Click here for FREE aikido video clips – UKEMI (#1)
Literally translated “receiving with/through the body,” therefore this is the art of falling in response to a technique. Mae ukemi are front roll-falls, ushiro ukemi are back roll-falls. Ideally, one should be able to execute ukemi from any position and in any direction.
The development of proper ukemi skills is just as important as the development of throwing skills and is no less deserving of attention and effort. In the course of practicing ukemi, one has the opportunity to monitor the way one is being moved so as to gain a clearer understanding of the principles of aikido techniques. Just as standard aikido techniques provide strategies for defending against physical attacks, so does ukemi practice provide strategies for defending against falling (or even against the application of an aikido or aikido-like technique).

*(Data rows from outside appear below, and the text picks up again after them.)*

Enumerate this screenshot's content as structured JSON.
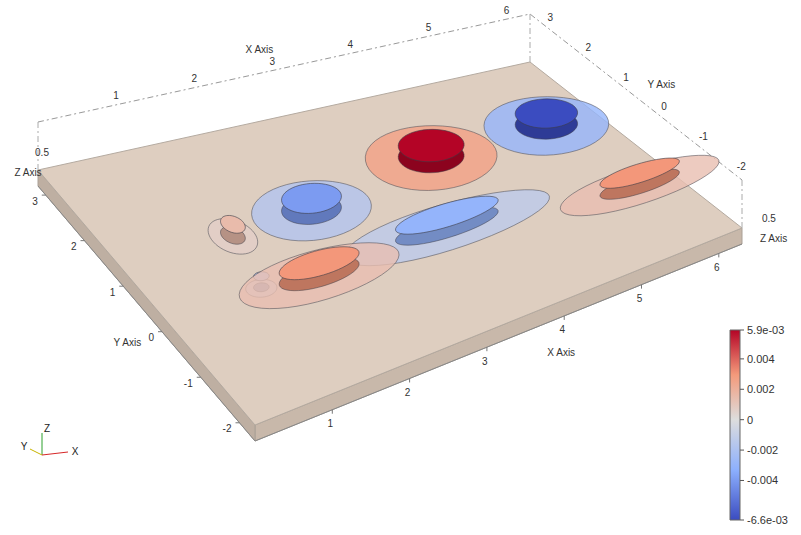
{
  "chart_data": {
    "type": "isosurface",
    "x_label": "X Axis",
    "y_label": "Y Axis",
    "z_label": "Z Axis",
    "xlim": [
      0,
      6.3
    ],
    "ylim": [
      -2.4,
      3.2
    ],
    "zlim": [
      0,
      0.5
    ],
    "xticks": [
      1,
      2,
      3,
      4,
      5,
      6
    ],
    "yticks": [
      -2,
      -1,
      0,
      1,
      2,
      3
    ],
    "zticks": [
      0.5
    ],
    "triad_labels": [
      "X",
      "Y",
      "Z"
    ],
    "colorbar": {
      "range": [
        -0.0066,
        0.0059
      ],
      "ticks": [
        {
          "value": -0.0066,
          "label": "-6.6e-03"
        },
        -0.004,
        -0.002,
        0,
        0.002,
        0.004,
        {
          "value": 0.0059,
          "label": "5.9e-03"
        }
      ]
    },
    "blobs": [
      {
        "x": 4.16,
        "y": 1.41,
        "rx": 0.75,
        "ry": 0.8,
        "value": 0.0059
      },
      {
        "x": 5.64,
        "y": 1.41,
        "rx": 0.7,
        "ry": 0.8,
        "value": -0.0066
      },
      {
        "x": 2.43,
        "y": 1.02,
        "rx": 0.7,
        "ry": 0.65,
        "value": -0.004
      },
      {
        "x": 3.59,
        "y": -0.16,
        "rx": 1.3,
        "ry": 0.5,
        "value": -0.003
      },
      {
        "x": 1.89,
        "y": -0.27,
        "rx": 1.0,
        "ry": 0.5,
        "value": 0.003
      },
      {
        "x": 5.83,
        "y": -0.66,
        "rx": 1.0,
        "ry": 0.45,
        "value": 0.003
      },
      {
        "x": 1.39,
        "y": 0.96,
        "rx": 0.25,
        "ry": 0.4,
        "value": 0.0015
      },
      {
        "x": 1.2,
        "y": -0.16,
        "rx": 0.18,
        "ry": 0.18,
        "value": -0.0015
      }
    ]
  }
}
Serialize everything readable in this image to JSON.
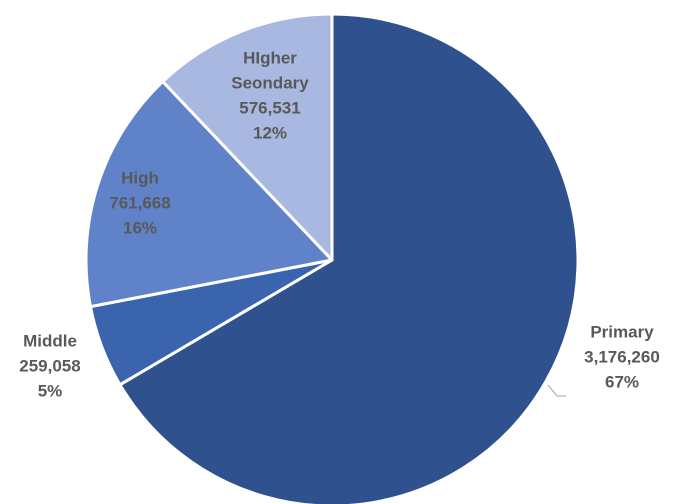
{
  "chart_data": {
    "type": "pie",
    "title": "",
    "start_angle_deg": 0,
    "direction": "clockwise",
    "slices": [
      {
        "name": "Primary",
        "value": 3176260,
        "value_label": "3,176,260",
        "percent_label": "67%",
        "color": "#2F528F"
      },
      {
        "name": "Middle",
        "value": 259058,
        "value_label": "259,058",
        "percent_label": "5%",
        "color": "#3A65AE"
      },
      {
        "name": "High",
        "value": 761668,
        "value_label": "761,668",
        "percent_label": "16%",
        "color": "#5F82C9"
      },
      {
        "name": "HIgher Seondary",
        "name_lines": [
          "HIgher",
          "Seondary"
        ],
        "value": 576531,
        "value_label": "576,531",
        "percent_label": "12%",
        "color": "#A9B8E0"
      }
    ],
    "slice_border_color": "#FFFFFF",
    "label_color": "#595959",
    "leader_line_color": "#A6A6A6"
  }
}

Ukemi, or “receiving with the body,” is the method of receiving an aikido technique. Ukemi can refer broadly to all study of recieving an aikido technique (e.g., the appropriate footwork and fit), but often colloquially refers only to breakfalls. Breakfalls can also be used as part of a warm-up (see video clip) and as a form of body conditioning.
Sensei Thackeray, from Reading, UK is famnous for his “200 ukemi warm-ups”. Glad I live in New Zealand!
Types of Ukemi
Back breakfall – Non-rolling methods of falling backwards. (Ushiro Ukemi)
Front breakfall – Non-rolling methods of falling forwards. (Mae Ukemi)
Side breakfall – (Yoko Ukemi)
Backwards roll – Rolling backwards from a throw. (Ushiro Kaiten)
Forwards roll – Rolling forwards from a throw. (Zempo Kaiten)
Side roll – (Yoko Kaiten)
High fall or jumping breakfall – A breakfall that does not require the arms to be free or to touch the ground. Usually considered a more advanced, higher-impact breakfall for difficult throws.